César permaneció callado.
—Deme su palabra de honor de que no sabe quién ensució la pizarra y le dejaré marchar. ¿Por qué no contesta? ¿Es que sabe quién fue y no quiere decirlo?
—Sí, señor.
César contestó lentamente. Su serenidad desconcertó a Schultz.
—¿Lo sabe? —pudo decir al fin el profesor.
—Sí.
—¿Y no quiere decirlo?
—No.
La bofetada resonó como un disparo de pistola. César se tambaleó hacia la derecha. Un segundo bofetón le enderezó. Schultz estaba junto a él, temblando de rabia, apoplético, rota la barrera que contenía sus salvajes instintos.
—¡Me dirá en seguida quién fue el sinvergüenza que escribió aquello!
Una nueva bofetada derribó por tierra al muchacho, cuyos ojos se llenaron de lágrimas de dolor y de vergüenza. Tenía las mejillas rojas como la grana y con sus brazos trataba de defenderse de las violencias del profesor.
—¡Levántese!
Como César no obedeciera en seguida, el profesor lo agarró de un brazo y lo puso, tambaleante, en pie. El miedo que se agitaba en los ojos del niño frenó al profesor.
—Vaya a su cuarto y no salga de él hasta que se halle dispuesto a confesar la verdad. Luego hablaremos.

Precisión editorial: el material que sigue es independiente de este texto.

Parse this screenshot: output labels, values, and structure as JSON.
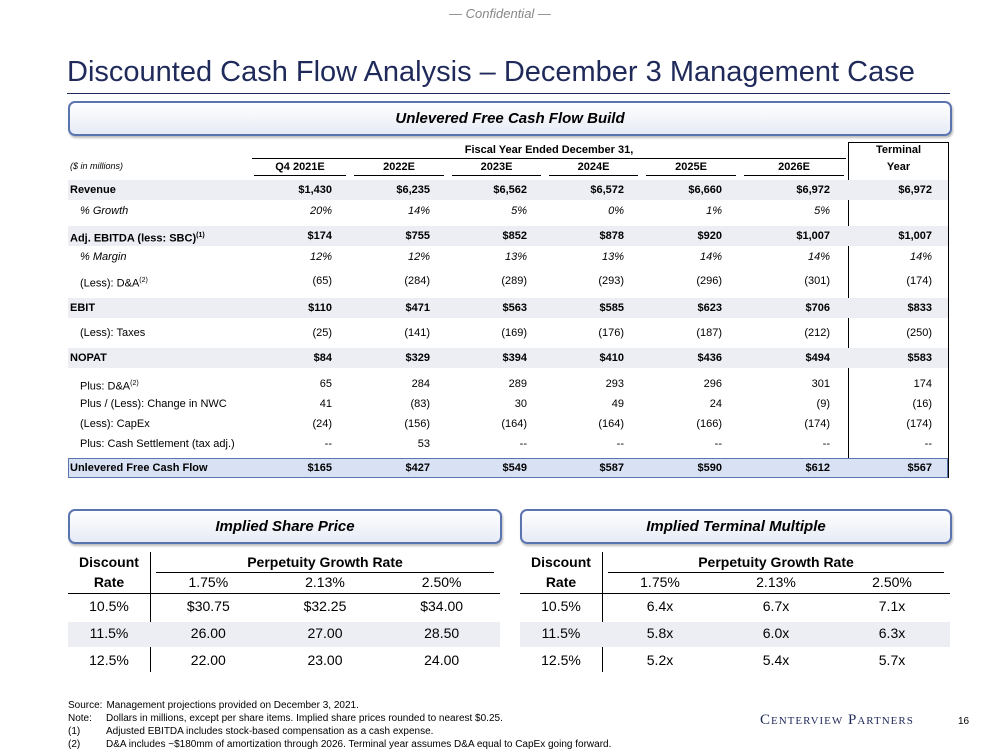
{
  "confidential": "— Confidential —",
  "title": "Discounted Cash Flow Analysis – December 3 Management Case",
  "ufcf": {
    "section_title": "Unlevered Free Cash Flow Build",
    "group_header": "Fiscal Year Ended December 31,",
    "terminal_header": [
      "Terminal",
      "Year"
    ],
    "units": "($ in millions)",
    "columns": [
      "Q4 2021E",
      "2022E",
      "2023E",
      "2024E",
      "2025E",
      "2026E"
    ],
    "rows": [
      {
        "label": "Revenue",
        "style": "bold",
        "values": [
          "$1,430",
          "$6,235",
          "$6,562",
          "$6,572",
          "$6,660",
          "$6,972",
          "$6,972"
        ]
      },
      {
        "label": "% Growth",
        "style": "italic",
        "values": [
          "20%",
          "14%",
          "5%",
          "0%",
          "1%",
          "5%",
          null
        ]
      },
      {
        "label": "Adj. EBITDA (less: SBC)",
        "note": "(1)",
        "style": "bold",
        "values": [
          "$174",
          "$755",
          "$852",
          "$878",
          "$920",
          "$1,007",
          "$1,007"
        ]
      },
      {
        "label": "% Margin",
        "style": "italic",
        "values": [
          "12%",
          "12%",
          "13%",
          "13%",
          "14%",
          "14%",
          "14%"
        ]
      },
      {
        "label": "(Less): D&A",
        "note": "(2)",
        "style": "plain",
        "values": [
          "(65)",
          "(284)",
          "(289)",
          "(293)",
          "(296)",
          "(301)",
          "(174)"
        ]
      },
      {
        "label": "EBIT",
        "style": "bold",
        "values": [
          "$110",
          "$471",
          "$563",
          "$585",
          "$623",
          "$706",
          "$833"
        ]
      },
      {
        "label": "(Less): Taxes",
        "style": "plain",
        "values": [
          "(25)",
          "(141)",
          "(169)",
          "(176)",
          "(187)",
          "(212)",
          "(250)"
        ]
      },
      {
        "label": "NOPAT",
        "style": "bold",
        "values": [
          "$84",
          "$329",
          "$394",
          "$410",
          "$436",
          "$494",
          "$583"
        ]
      },
      {
        "label": "Plus: D&A",
        "note": "(2)",
        "style": "plain",
        "values": [
          "65",
          "284",
          "289",
          "293",
          "296",
          "301",
          "174"
        ]
      },
      {
        "label": "Plus / (Less): Change in NWC",
        "style": "plain",
        "values": [
          "41",
          "(83)",
          "30",
          "49",
          "24",
          "(9)",
          "(16)"
        ]
      },
      {
        "label": "(Less): CapEx",
        "style": "plain",
        "values": [
          "(24)",
          "(156)",
          "(164)",
          "(164)",
          "(166)",
          "(174)",
          "(174)"
        ]
      },
      {
        "label": "Plus: Cash Settlement (tax adj.)",
        "style": "plain",
        "values": [
          "--",
          "53",
          "--",
          "--",
          "--",
          "--",
          "--"
        ]
      },
      {
        "label": "Unlevered Free Cash Flow",
        "style": "total",
        "values": [
          "$165",
          "$427",
          "$549",
          "$587",
          "$590",
          "$612",
          "$567"
        ]
      }
    ]
  },
  "share_price": {
    "section_title": "Implied Share Price",
    "row_header": [
      "Discount",
      "Rate"
    ],
    "column_header": "Perpetuity Growth Rate",
    "columns": [
      "1.75%",
      "2.13%",
      "2.50%"
    ],
    "rows": [
      {
        "label": "10.5%",
        "values": [
          "$30.75",
          "$32.25",
          "$34.00"
        ]
      },
      {
        "label": "11.5%",
        "values": [
          "26.00",
          "27.00",
          "28.50"
        ]
      },
      {
        "label": "12.5%",
        "values": [
          "22.00",
          "23.00",
          "24.00"
        ]
      }
    ]
  },
  "terminal_multiple": {
    "section_title": "Implied Terminal Multiple",
    "row_header": [
      "Discount",
      "Rate"
    ],
    "column_header": "Perpetuity Growth Rate",
    "columns": [
      "1.75%",
      "2.13%",
      "2.50%"
    ],
    "rows": [
      {
        "label": "10.5%",
        "values": [
          "6.4x",
          "6.7x",
          "7.1x"
        ]
      },
      {
        "label": "11.5%",
        "values": [
          "5.8x",
          "6.0x",
          "6.3x"
        ]
      },
      {
        "label": "12.5%",
        "values": [
          "5.2x",
          "5.4x",
          "5.7x"
        ]
      }
    ]
  },
  "footnotes": [
    {
      "marker": "Source:",
      "text": "Management projections provided on December 3, 2021."
    },
    {
      "marker": "Note:",
      "text": "Dollars in millions, except per share items. Implied share prices rounded to nearest $0.25."
    },
    {
      "marker": "(1)",
      "text": "Adjusted EBITDA includes stock-based compensation as a cash expense."
    },
    {
      "marker": "(2)",
      "text": "D&A includes ~$180mm of amortization through 2026. Terminal year assumes D&A equal to CapEx going forward."
    }
  ],
  "logo": "Centerview Partners",
  "page_number": "16"
}
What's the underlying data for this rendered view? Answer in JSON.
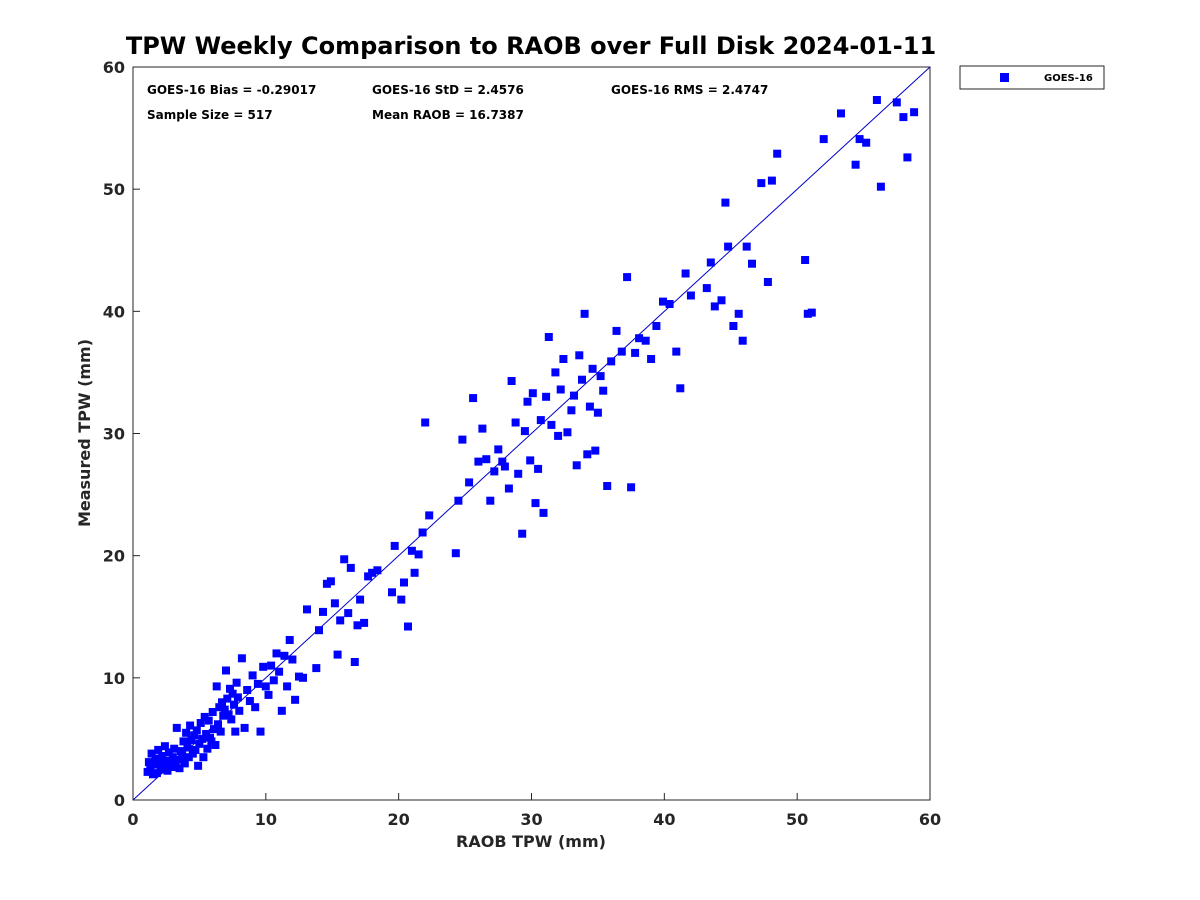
{
  "colors": {
    "series": "#0000ff",
    "axis": "#262626",
    "one_to_one": "#0000cc"
  },
  "chart_data": {
    "type": "scatter",
    "title": "TPW Weekly Comparison to RAOB over Full Disk 2024-01-11",
    "xlabel": "RAOB TPW (mm)",
    "ylabel": "Measured TPW (mm)",
    "xlim": [
      0,
      60
    ],
    "ylim": [
      0,
      60
    ],
    "xticks": [
      0,
      10,
      20,
      30,
      40,
      50,
      60
    ],
    "yticks": [
      0,
      10,
      20,
      30,
      40,
      50,
      60
    ],
    "reference_line": {
      "type": "one-to-one",
      "from": [
        0,
        0
      ],
      "to": [
        60,
        60
      ]
    },
    "legend": {
      "placement": "top-right-outside",
      "entries": [
        "GOES-16"
      ]
    },
    "stats": {
      "bias": "GOES-16 Bias = -0.29017",
      "std": "GOES-16 StD = 2.4576",
      "rms": "GOES-16 RMS = 2.4747",
      "sample_size": "Sample Size = 517",
      "mean_raob": "Mean RAOB = 16.7387"
    },
    "series": [
      {
        "name": "GOES-16",
        "marker": "square",
        "points": [
          [
            1.1,
            2.3
          ],
          [
            1.2,
            3.1
          ],
          [
            1.3,
            2.6
          ],
          [
            1.4,
            3.8
          ],
          [
            1.5,
            2.1
          ],
          [
            1.6,
            2.9
          ],
          [
            1.7,
            3.4
          ],
          [
            1.8,
            2.2
          ],
          [
            1.9,
            4.1
          ],
          [
            2.0,
            3.0
          ],
          [
            2.1,
            2.5
          ],
          [
            2.2,
            3.6
          ],
          [
            2.3,
            2.8
          ],
          [
            2.4,
            4.4
          ],
          [
            2.5,
            3.2
          ],
          [
            2.6,
            2.4
          ],
          [
            2.7,
            3.9
          ],
          [
            2.8,
            3.1
          ],
          [
            2.9,
            2.7
          ],
          [
            3.0,
            3.5
          ],
          [
            3.1,
            4.2
          ],
          [
            3.2,
            2.9
          ],
          [
            3.3,
            5.9
          ],
          [
            3.4,
            3.3
          ],
          [
            3.5,
            2.6
          ],
          [
            3.6,
            4.0
          ],
          [
            3.7,
            3.6
          ],
          [
            3.8,
            4.8
          ],
          [
            3.9,
            3.0
          ],
          [
            4.0,
            5.5
          ],
          [
            4.1,
            4.3
          ],
          [
            4.2,
            3.5
          ],
          [
            4.3,
            6.1
          ],
          [
            4.4,
            4.9
          ],
          [
            4.5,
            3.8
          ],
          [
            4.6,
            5.3
          ],
          [
            4.7,
            4.1
          ],
          [
            4.8,
            5.7
          ],
          [
            4.9,
            2.8
          ],
          [
            5.0,
            4.6
          ],
          [
            5.1,
            6.3
          ],
          [
            5.2,
            5.0
          ],
          [
            5.3,
            3.5
          ],
          [
            5.4,
            6.8
          ],
          [
            5.5,
            5.4
          ],
          [
            5.6,
            4.2
          ],
          [
            5.7,
            6.5
          ],
          [
            5.8,
            5.1
          ],
          [
            5.9,
            4.8
          ],
          [
            6.0,
            7.2
          ],
          [
            6.1,
            5.8
          ],
          [
            6.2,
            4.5
          ],
          [
            6.3,
            9.3
          ],
          [
            6.4,
            6.2
          ],
          [
            6.5,
            7.6
          ],
          [
            6.6,
            5.6
          ],
          [
            6.7,
            8.0
          ],
          [
            6.8,
            6.9
          ],
          [
            6.9,
            7.4
          ],
          [
            7.0,
            10.6
          ],
          [
            7.1,
            8.3
          ],
          [
            7.2,
            7.0
          ],
          [
            7.3,
            9.1
          ],
          [
            7.4,
            6.6
          ],
          [
            7.5,
            8.7
          ],
          [
            7.6,
            7.8
          ],
          [
            7.7,
            5.6
          ],
          [
            7.8,
            9.6
          ],
          [
            7.9,
            8.4
          ],
          [
            8.0,
            7.3
          ],
          [
            8.2,
            11.6
          ],
          [
            8.4,
            5.9
          ],
          [
            8.6,
            9.0
          ],
          [
            8.8,
            8.1
          ],
          [
            9.0,
            10.2
          ],
          [
            9.2,
            7.6
          ],
          [
            9.4,
            9.5
          ],
          [
            9.6,
            5.6
          ],
          [
            9.8,
            10.9
          ],
          [
            10.0,
            9.3
          ],
          [
            10.2,
            8.6
          ],
          [
            10.4,
            11.0
          ],
          [
            10.6,
            9.8
          ],
          [
            10.8,
            12.0
          ],
          [
            11.0,
            10.5
          ],
          [
            11.2,
            7.3
          ],
          [
            11.4,
            11.8
          ],
          [
            11.6,
            9.3
          ],
          [
            11.8,
            13.1
          ],
          [
            12.0,
            11.5
          ],
          [
            12.2,
            8.2
          ],
          [
            12.5,
            10.1
          ],
          [
            12.8,
            10.0
          ],
          [
            13.1,
            15.6
          ],
          [
            13.8,
            10.8
          ],
          [
            14.0,
            13.9
          ],
          [
            14.3,
            15.4
          ],
          [
            14.6,
            17.7
          ],
          [
            14.9,
            17.9
          ],
          [
            15.2,
            16.1
          ],
          [
            15.4,
            11.9
          ],
          [
            15.6,
            14.7
          ],
          [
            15.9,
            19.7
          ],
          [
            16.2,
            15.3
          ],
          [
            16.4,
            19.0
          ],
          [
            16.7,
            11.3
          ],
          [
            16.9,
            14.3
          ],
          [
            17.1,
            16.4
          ],
          [
            17.4,
            14.5
          ],
          [
            17.7,
            18.3
          ],
          [
            18.0,
            18.6
          ],
          [
            18.4,
            18.8
          ],
          [
            19.5,
            17.0
          ],
          [
            19.7,
            20.8
          ],
          [
            20.2,
            16.4
          ],
          [
            20.4,
            17.8
          ],
          [
            20.7,
            14.2
          ],
          [
            21.0,
            20.4
          ],
          [
            21.2,
            18.6
          ],
          [
            21.5,
            20.1
          ],
          [
            21.8,
            21.9
          ],
          [
            22.0,
            30.9
          ],
          [
            22.3,
            23.3
          ],
          [
            24.3,
            20.2
          ],
          [
            24.5,
            24.5
          ],
          [
            24.8,
            29.5
          ],
          [
            25.3,
            26.0
          ],
          [
            25.6,
            32.9
          ],
          [
            26.0,
            27.7
          ],
          [
            26.3,
            30.4
          ],
          [
            26.6,
            27.9
          ],
          [
            26.9,
            24.5
          ],
          [
            27.2,
            26.9
          ],
          [
            27.5,
            28.7
          ],
          [
            27.8,
            27.7
          ],
          [
            28.0,
            27.3
          ],
          [
            28.3,
            25.5
          ],
          [
            28.5,
            34.3
          ],
          [
            28.8,
            30.9
          ],
          [
            29.0,
            26.7
          ],
          [
            29.3,
            21.8
          ],
          [
            29.5,
            30.2
          ],
          [
            29.7,
            32.6
          ],
          [
            29.9,
            27.8
          ],
          [
            30.1,
            33.3
          ],
          [
            30.3,
            24.3
          ],
          [
            30.5,
            27.1
          ],
          [
            30.7,
            31.1
          ],
          [
            30.9,
            23.5
          ],
          [
            31.1,
            33.0
          ],
          [
            31.3,
            37.9
          ],
          [
            31.5,
            30.7
          ],
          [
            31.8,
            35.0
          ],
          [
            32.0,
            29.8
          ],
          [
            32.2,
            33.6
          ],
          [
            32.4,
            36.1
          ],
          [
            32.7,
            30.1
          ],
          [
            33.0,
            31.9
          ],
          [
            33.2,
            33.1
          ],
          [
            33.4,
            27.4
          ],
          [
            33.6,
            36.4
          ],
          [
            33.8,
            34.4
          ],
          [
            34.0,
            39.8
          ],
          [
            34.2,
            28.3
          ],
          [
            34.4,
            32.2
          ],
          [
            34.6,
            35.3
          ],
          [
            34.8,
            28.6
          ],
          [
            35.0,
            31.7
          ],
          [
            35.2,
            34.7
          ],
          [
            35.4,
            33.5
          ],
          [
            35.7,
            25.7
          ],
          [
            36.0,
            35.9
          ],
          [
            36.4,
            38.4
          ],
          [
            36.8,
            36.7
          ],
          [
            37.2,
            42.8
          ],
          [
            37.5,
            25.6
          ],
          [
            37.8,
            36.6
          ],
          [
            38.1,
            37.8
          ],
          [
            38.6,
            37.6
          ],
          [
            39.0,
            36.1
          ],
          [
            39.4,
            38.8
          ],
          [
            39.9,
            40.8
          ],
          [
            40.4,
            40.6
          ],
          [
            40.9,
            36.7
          ],
          [
            41.2,
            33.7
          ],
          [
            41.6,
            43.1
          ],
          [
            42.0,
            41.3
          ],
          [
            43.2,
            41.9
          ],
          [
            43.5,
            44.0
          ],
          [
            43.8,
            40.4
          ],
          [
            44.3,
            40.9
          ],
          [
            44.6,
            48.9
          ],
          [
            44.8,
            45.3
          ],
          [
            45.2,
            38.8
          ],
          [
            45.6,
            39.8
          ],
          [
            45.9,
            37.6
          ],
          [
            46.2,
            45.3
          ],
          [
            46.6,
            43.9
          ],
          [
            47.3,
            50.5
          ],
          [
            47.8,
            42.4
          ],
          [
            48.1,
            50.7
          ],
          [
            48.5,
            52.9
          ],
          [
            50.6,
            44.2
          ],
          [
            50.8,
            39.8
          ],
          [
            51.1,
            39.9
          ],
          [
            52.0,
            54.1
          ],
          [
            53.3,
            56.2
          ],
          [
            54.4,
            52.0
          ],
          [
            54.7,
            54.1
          ],
          [
            55.2,
            53.8
          ],
          [
            56.0,
            57.3
          ],
          [
            56.3,
            50.2
          ],
          [
            57.5,
            57.1
          ],
          [
            58.0,
            55.9
          ],
          [
            58.3,
            52.6
          ],
          [
            58.8,
            56.3
          ]
        ]
      }
    ]
  }
}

Cegado por las lágrimas que le llenaban los ojos, César salió de la habitación del profesor Schultz y dirigióse, tambaleante, a la suya. Una vez en ella se tiró sobre la cama y, escondiendo el rostro entre las manos, estalló en convulsivos sollozos.
No le dolía el castigo tanto por su importancia material como por la moral. El profesor le había castigado por negarse a denunciar a un compañero. No porque le creyera culpable, sino por el hecho de no querer decirle quién era el culpable. Esto no era justo.
Poco a poco se fueron agotando las lágrimas y el ardor de su rostro le secó los ojos. Calmáronse sus estremecimientos y sus pensamientos abandonaron la obsesión de la salvaje conducta del profesor Schultz. Pensó en su hogar. En su padre. Deseó volver a Los Ángeles, pero la ciudad estaba muy lejos. No podía llegar a ella en una hora ni en dos. Necesitaba muchos días. Pensó luego en el director del colegio. Hablaría con él. Le explicaría lo que había hecho Schultz. Seguramente el director castigaría al profesor… No, no le castigaría. Schultz era todopoderoso. Nadie podía ser más importante que él. Ni el director. Esto lo sabían todos.